Without Google the researchers who invented the Transformers model might have launched their own startup instead of sitting on the technology for 5 years while it's mismanaged at a big company. We would have had LLMs in 2018 not 2022.
A little bit unrelated, but the rise of Transformers in 2022 was because of the compute available - in 2018, it would have been almost impossible to make something like GPT-4.
Yes, large monopolistic corporations can spend large amounts of money on, presumably, completely unmonetizable research.
Nevertheless anti-Trust law exists because of the belief that monopolies should not exist and that it is the governments function to dismantle monopolies. The consequence of that is that corporations who can freely spend hundreds of millions on basic research will be dismantled as well, as happened with AT&T, and the funding for the basic research will cease.
>YC is arguing that their incentive for funding that basic research should be taken away in order to spur innovation?
No. That is the stance of the government. YC is arguing that the remedies the government is seeking are appropriate.
> YC is arguing that their incentive for funding that basic research should be taken away in order to spur innovation?
Ma Bell is arguing that Bell labs has been a fountain of knowledge everyone admires and has contributed tremendously to the advancement of telecommunication systems.
> Google is the reason for the current AI boom. Without the transformer architecture they invented by funding basic research, there would be no modern LLMs.
Sounds great to me! Wish they had been broken up before that happened.
Juergen Schmidhuber and his students came up with much of the basic NN elements, such as RNN, LSTM and others without behemoth resources (and several years earlier). Ttbomk, the one thing they DIDN’T come up with was the transformer; however it is very likely someone would have within a 5-10 year time frame.
I well aware of Schmidhuber, still the scaling of the compute was critical. The reason Schmidhuber didnt go all the way is still scaling/capital, which accrues to monopolies who can afford wildly speculative research. Also, LSTM, RNN, etc, while effective for their time, were dead ends.

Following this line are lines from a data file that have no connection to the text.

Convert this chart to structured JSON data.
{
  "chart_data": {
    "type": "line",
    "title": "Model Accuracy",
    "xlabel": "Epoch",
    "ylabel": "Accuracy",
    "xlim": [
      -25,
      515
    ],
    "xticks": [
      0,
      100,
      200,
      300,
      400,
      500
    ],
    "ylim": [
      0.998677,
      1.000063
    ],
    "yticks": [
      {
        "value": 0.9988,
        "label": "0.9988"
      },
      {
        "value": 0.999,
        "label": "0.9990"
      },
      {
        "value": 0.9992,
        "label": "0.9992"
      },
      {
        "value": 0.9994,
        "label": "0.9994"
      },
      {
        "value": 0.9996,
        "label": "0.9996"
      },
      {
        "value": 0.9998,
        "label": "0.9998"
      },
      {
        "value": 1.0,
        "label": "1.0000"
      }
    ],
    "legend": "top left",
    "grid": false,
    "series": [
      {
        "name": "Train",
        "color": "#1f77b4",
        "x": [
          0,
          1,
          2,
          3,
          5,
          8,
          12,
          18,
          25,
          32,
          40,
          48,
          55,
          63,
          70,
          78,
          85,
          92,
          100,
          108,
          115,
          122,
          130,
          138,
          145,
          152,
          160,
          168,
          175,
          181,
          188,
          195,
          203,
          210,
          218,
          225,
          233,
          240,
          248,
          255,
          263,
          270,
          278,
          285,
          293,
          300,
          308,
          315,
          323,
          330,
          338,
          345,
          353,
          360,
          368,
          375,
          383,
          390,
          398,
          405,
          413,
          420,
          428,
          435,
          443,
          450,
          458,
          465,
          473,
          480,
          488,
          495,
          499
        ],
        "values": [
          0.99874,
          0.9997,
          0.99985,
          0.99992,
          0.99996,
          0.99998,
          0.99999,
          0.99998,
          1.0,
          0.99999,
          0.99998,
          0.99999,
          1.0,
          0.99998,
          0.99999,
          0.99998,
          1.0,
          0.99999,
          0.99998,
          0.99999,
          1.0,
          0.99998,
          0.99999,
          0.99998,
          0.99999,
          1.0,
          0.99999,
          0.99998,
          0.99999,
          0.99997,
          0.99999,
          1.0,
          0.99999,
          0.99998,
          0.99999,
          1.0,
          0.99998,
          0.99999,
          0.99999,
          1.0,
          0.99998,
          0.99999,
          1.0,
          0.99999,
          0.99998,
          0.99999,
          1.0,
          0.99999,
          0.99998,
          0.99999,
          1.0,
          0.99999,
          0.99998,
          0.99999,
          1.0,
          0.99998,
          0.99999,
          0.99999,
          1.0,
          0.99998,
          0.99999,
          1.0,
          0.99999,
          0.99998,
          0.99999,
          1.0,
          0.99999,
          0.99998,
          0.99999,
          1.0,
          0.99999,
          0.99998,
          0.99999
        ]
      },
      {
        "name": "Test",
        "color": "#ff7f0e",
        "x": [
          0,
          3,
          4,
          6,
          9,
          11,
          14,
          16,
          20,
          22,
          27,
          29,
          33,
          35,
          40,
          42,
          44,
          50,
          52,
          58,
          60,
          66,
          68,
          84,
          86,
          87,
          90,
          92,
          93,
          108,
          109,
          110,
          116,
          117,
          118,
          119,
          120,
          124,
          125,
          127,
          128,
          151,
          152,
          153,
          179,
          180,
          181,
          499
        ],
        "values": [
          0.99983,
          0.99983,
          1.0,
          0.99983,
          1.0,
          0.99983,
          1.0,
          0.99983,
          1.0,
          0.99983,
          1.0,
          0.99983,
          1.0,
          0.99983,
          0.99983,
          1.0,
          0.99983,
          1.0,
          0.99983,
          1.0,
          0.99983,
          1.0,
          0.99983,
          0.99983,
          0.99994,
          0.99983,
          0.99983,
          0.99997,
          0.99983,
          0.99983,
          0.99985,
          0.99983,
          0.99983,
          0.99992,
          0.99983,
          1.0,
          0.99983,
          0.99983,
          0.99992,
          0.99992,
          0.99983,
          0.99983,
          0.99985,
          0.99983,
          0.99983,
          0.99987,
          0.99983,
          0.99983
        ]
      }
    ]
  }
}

I'm not saying that, I'm saying you need a company with huge amounts of cash on hand to spend on R&D. The monopoly provides a safe space for it, like it or not, this system has worked.
the argument seems to be basically that if Google hadn't had a dominant position they would not have had the money to make a new technology that was important for the current AI wave, and they should have the right to exploit this technology that they helped create - disregarding that in the American system this is what patents exist to enable.
OpenAI is the reason for the current AI boom. Google wasn't productizing anything and didn't put any of this stuff out in the open. Where was their productization of the transformer?
If anything, it should show that Google malinvests. Maybe none of it would have seen the light of day. Only now that they've been threatened are they building products.
OpenAi just decided they could jump the gun while Google CORRECTLY deemed the tech not ready yet. What you're breaking your neck to find fault with was Google being responsible.
They had AI assistants and machine vision aplenty. The current hype cycle seems to stem from the discovery that going big on these models was worth it.
That you are unaware of the applications of transformers is on you, not them. Search query understanding, search result ranking, translation, voice recognition, all other natural language applications, and generative applications like Gmail Smart Compose are all based on transformer architecture.